Tout marchait bien, lorsqu’il eut l’imprudence d’en aller faire des lectures dans les salons de Paris, et — chose plus grave, le caractère de la pièce étant donné — à Versailles aussi, à la cour. Elle y fut condamnée. Il n’en continua ses lectures que de plus belle, pour se relever de ce blâme. Il la lut chez madame de Richelieu, devant des archevêques qui, étant, à ce qu’il paraît, de composition peu difficile, s’en amusèrent beaucoup sans crier au scandale[5] ; puis chez le ministre M. de Maurepas, qui ne s’en amusa pas moins, et même lui fit des promesses[6]. Malheureusement il mourut quelques mois après, et la Folle Journée resta sans protecteur[7].

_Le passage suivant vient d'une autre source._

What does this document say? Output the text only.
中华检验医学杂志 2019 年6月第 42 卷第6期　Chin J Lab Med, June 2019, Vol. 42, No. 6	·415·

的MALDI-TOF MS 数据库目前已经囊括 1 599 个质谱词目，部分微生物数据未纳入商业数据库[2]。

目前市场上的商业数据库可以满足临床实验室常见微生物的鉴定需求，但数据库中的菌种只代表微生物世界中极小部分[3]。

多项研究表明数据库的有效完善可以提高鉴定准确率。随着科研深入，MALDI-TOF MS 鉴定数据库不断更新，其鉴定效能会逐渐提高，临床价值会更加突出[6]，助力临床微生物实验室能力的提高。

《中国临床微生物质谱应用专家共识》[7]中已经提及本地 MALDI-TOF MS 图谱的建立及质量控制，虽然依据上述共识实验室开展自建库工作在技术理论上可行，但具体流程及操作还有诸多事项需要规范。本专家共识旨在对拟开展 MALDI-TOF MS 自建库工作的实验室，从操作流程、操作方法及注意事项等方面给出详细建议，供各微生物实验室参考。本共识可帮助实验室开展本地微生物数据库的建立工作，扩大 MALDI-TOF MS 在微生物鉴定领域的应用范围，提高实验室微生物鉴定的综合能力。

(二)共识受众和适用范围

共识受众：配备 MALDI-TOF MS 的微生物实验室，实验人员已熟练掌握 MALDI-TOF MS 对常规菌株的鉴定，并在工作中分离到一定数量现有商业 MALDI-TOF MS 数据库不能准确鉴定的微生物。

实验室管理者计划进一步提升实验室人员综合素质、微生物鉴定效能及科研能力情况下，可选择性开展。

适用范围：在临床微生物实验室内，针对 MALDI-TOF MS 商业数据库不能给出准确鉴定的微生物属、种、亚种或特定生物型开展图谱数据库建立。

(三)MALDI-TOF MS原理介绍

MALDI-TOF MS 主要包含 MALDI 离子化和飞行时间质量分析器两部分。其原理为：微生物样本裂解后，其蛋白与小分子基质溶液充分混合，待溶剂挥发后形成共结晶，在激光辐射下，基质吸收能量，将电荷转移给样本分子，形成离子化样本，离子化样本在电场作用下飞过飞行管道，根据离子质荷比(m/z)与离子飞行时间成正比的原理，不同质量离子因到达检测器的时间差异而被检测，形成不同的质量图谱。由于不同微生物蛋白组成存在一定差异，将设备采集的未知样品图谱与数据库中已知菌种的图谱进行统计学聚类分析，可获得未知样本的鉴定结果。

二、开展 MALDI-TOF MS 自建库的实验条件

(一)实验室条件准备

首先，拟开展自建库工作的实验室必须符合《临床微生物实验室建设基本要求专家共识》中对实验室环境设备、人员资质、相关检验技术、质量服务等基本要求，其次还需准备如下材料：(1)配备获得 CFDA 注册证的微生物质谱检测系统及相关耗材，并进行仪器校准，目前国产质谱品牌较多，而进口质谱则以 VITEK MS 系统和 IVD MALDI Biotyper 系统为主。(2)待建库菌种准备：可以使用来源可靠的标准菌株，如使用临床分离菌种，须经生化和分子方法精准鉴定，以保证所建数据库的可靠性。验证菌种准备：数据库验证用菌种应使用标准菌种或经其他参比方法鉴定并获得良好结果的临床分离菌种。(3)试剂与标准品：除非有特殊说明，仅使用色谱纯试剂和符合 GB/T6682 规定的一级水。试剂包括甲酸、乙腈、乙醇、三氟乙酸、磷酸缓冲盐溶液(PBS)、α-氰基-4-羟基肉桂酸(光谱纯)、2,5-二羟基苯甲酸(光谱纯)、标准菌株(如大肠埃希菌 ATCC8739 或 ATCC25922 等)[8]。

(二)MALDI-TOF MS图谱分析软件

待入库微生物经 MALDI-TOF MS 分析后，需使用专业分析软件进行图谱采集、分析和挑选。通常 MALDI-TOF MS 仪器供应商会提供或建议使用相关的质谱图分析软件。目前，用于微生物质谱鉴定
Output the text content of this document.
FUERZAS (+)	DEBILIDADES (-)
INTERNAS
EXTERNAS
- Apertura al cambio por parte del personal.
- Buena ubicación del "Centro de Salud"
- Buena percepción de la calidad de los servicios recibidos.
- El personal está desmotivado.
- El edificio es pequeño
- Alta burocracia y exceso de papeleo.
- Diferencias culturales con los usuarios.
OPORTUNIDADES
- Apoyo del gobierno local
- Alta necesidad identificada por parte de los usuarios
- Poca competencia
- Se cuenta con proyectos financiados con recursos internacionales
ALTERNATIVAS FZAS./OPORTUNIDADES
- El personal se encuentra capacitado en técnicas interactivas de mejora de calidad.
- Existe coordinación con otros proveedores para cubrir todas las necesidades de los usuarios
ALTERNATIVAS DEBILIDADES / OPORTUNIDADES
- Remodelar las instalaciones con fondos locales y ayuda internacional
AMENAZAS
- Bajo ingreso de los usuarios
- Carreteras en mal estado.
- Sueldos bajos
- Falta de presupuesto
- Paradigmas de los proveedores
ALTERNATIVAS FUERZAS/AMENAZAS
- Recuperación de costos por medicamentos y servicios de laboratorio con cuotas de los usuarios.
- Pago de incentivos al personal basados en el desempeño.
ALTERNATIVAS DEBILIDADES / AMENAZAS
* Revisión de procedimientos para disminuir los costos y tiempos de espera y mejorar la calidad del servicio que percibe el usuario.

Beaumarchais alors changea de tactique. Il boucla son manuscrit, et refusa de le rouvrir pour qui que ce fût. Il ne voulait pas, la bonne âme ! déplaire au roi, qui, lui avait-on dit, après avoir blâmé la pièce, en condamnait aussi les lectures. Il ne fit qu’une exception pour le grand-duc et la grande-duchesse de Russie, qui visitaient alors Paris[8]. Son succès fut des plus brillants[9]. Il s’en autorisa pour courir chez le garde des sceaux, qui refila de le voir, puis chez le lieutenant de police, qui le reçut, et auquel il demanda de nouveau très-nettement de laisser jouer sa pièce, en lui laissant entrevoir que la Russie pourrait bien prendre ce que proscrivait la France[10]. Quoique la réponse ne fût pas favorable, il n’envoya pas sa Folle Journée à Saint-Pétersbourg.

Qui fit-il alors ? il jeta des lambeaux de sa pièce en amorces, pour que, pris à l’appât, on la désirât tout entière. Il fit par exemple courir la romance du page, « sur un vieil air

  1. T. I. p. 529.
  2. V. plus haut dans la partie inédite, p. 737 sa lettre à M. de Breteuil.
  3. V., dans les Œuvres, la préface du Mariage.
  4. V. pour la façon dont lisait Beaumarchais, Arnault, Souvenirs d’un Sexagénaire, t. IV, p. 250 ; et Fortia de Piles, Quelques réflexions d’un homme du monde sur les spectacles, 1819, in-8, p. 3-4, note.
  5. Loménie, t. II, p 301.
  6. Mémoires secrets, t. XX, p. 152.
  7. Id., t. XXI, p. 186.
  8. V. plus haut, dans la partie inédite, son 'Adresse à M. Lenoir.
  9. Mémoires de la baronne d’Oberkirck, t. I. p. 223-224.